Fitness social media is positively associated with the use of performance-enhancing drugs among young men
(1) Bill Crothers Secondary School, (2) Columbia Business Schoolhttps://doi.org/10.59720/23-083
The use of performance-enhancing drugs (PEDs) is at alarmingly high levels. Despite the risks associated with PEDs, young men are turning to these substances in pursuit of the perfect physique. One contributing factor to this pursuit may be the rise of fitness-related social media. The current study is set to examine the relationship between consumption of fitness social media and the intent to use PEDs among men who live in the United States (US) aged 18 to 35. The study also examines whether this relationship is moderated by attitudes toward muscularity.

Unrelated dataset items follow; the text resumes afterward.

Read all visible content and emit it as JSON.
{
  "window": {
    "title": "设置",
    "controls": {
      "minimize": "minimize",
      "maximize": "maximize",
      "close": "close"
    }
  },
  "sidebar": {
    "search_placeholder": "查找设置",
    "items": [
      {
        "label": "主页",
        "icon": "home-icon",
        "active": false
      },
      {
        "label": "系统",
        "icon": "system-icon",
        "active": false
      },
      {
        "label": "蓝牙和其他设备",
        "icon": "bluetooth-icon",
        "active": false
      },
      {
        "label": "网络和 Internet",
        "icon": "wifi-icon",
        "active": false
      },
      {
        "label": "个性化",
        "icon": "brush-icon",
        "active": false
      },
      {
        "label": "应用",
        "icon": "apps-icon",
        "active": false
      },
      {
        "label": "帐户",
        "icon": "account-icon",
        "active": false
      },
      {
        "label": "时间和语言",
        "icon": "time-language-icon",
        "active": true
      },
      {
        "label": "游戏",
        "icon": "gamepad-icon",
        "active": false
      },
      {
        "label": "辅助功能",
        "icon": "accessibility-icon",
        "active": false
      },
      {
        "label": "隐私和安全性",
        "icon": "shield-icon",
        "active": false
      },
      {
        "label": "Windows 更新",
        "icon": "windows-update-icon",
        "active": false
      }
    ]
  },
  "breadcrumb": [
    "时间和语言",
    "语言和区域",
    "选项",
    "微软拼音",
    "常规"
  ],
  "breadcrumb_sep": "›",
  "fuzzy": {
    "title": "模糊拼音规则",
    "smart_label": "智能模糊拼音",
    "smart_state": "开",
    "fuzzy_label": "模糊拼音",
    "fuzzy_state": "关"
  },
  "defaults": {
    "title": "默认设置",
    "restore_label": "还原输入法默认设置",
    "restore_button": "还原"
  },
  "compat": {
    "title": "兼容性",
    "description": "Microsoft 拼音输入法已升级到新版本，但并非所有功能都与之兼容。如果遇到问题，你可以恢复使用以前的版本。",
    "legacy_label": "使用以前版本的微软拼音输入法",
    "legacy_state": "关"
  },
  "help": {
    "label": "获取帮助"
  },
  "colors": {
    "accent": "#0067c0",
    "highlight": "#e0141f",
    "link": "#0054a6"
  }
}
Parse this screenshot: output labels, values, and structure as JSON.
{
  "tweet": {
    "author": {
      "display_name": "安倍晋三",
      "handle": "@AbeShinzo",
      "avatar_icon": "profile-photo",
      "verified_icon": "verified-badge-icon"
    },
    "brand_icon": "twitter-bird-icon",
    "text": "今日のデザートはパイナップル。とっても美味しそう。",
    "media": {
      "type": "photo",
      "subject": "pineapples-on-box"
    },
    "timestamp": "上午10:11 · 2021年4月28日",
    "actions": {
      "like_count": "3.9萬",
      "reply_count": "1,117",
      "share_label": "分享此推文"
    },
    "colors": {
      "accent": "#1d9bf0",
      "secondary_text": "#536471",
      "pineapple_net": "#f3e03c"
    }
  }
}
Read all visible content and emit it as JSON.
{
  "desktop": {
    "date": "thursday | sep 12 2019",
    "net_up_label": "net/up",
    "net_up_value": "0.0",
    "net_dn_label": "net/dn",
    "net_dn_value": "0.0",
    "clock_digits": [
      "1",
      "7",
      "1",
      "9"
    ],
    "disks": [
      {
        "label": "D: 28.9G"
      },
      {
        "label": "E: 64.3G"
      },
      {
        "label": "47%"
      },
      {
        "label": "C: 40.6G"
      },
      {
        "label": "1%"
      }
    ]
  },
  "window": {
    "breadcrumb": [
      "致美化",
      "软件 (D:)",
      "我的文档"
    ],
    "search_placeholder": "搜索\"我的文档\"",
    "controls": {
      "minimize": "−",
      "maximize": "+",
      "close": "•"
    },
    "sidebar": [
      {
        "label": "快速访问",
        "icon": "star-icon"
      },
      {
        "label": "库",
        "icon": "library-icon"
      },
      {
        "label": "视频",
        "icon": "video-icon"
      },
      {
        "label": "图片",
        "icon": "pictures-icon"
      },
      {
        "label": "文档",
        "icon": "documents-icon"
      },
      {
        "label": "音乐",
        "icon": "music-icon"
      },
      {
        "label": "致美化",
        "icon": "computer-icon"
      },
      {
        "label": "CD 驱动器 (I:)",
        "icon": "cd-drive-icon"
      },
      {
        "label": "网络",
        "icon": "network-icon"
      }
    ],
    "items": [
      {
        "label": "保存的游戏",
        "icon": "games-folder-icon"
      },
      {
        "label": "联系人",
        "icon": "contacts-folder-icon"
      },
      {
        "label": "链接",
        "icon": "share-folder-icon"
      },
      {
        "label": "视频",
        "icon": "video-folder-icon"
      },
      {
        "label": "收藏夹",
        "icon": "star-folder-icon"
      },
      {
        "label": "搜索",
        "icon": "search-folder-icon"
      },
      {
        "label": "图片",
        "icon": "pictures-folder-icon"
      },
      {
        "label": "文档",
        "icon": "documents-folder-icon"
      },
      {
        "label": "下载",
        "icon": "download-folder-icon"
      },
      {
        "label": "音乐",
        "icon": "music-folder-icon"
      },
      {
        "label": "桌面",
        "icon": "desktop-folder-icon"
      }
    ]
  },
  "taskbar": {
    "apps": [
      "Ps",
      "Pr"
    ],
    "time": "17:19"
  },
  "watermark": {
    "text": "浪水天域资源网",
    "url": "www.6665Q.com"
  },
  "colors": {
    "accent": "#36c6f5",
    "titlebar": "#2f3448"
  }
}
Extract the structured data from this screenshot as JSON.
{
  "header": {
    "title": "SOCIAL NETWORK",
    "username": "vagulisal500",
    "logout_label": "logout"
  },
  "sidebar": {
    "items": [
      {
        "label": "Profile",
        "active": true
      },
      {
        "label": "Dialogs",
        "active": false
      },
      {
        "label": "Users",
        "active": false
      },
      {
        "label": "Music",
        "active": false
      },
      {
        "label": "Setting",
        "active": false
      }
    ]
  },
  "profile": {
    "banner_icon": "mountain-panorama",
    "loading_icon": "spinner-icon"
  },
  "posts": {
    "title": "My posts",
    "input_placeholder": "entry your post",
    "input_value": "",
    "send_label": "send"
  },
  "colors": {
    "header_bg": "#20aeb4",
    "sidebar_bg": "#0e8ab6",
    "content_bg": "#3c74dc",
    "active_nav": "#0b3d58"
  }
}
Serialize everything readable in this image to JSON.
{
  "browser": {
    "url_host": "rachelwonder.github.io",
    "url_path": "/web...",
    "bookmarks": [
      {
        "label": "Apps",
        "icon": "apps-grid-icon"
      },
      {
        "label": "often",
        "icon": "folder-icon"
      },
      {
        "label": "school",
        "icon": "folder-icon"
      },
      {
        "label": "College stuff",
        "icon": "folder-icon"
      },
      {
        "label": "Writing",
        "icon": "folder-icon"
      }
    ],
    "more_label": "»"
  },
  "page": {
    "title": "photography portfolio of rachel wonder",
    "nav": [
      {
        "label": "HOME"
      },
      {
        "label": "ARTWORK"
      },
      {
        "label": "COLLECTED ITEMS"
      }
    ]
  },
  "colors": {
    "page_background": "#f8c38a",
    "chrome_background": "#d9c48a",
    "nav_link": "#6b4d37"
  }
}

Specifically, we tested two hypotheses: (1) fitness social media positively predicts the intent to use PEDs; and (2) this relationship is stronger for individuals who value muscularity (i.e., idealized muscle size and definition). To that end, we measured usage of fitness social media, attitudes towards muscularity, and intent to use PEDs among 149 young men from the United States. We found that young men who consume fitness social media are more likely to use PEDs, but we did not find that this relationship is moderated by attitudes towards muscularity. These findings highlight the concerning influence fitness social media has on young men’s illicit use of PEDs and can help to inform and guide the development of targeted interventions aimed at preventing the harmful usage of PEDs.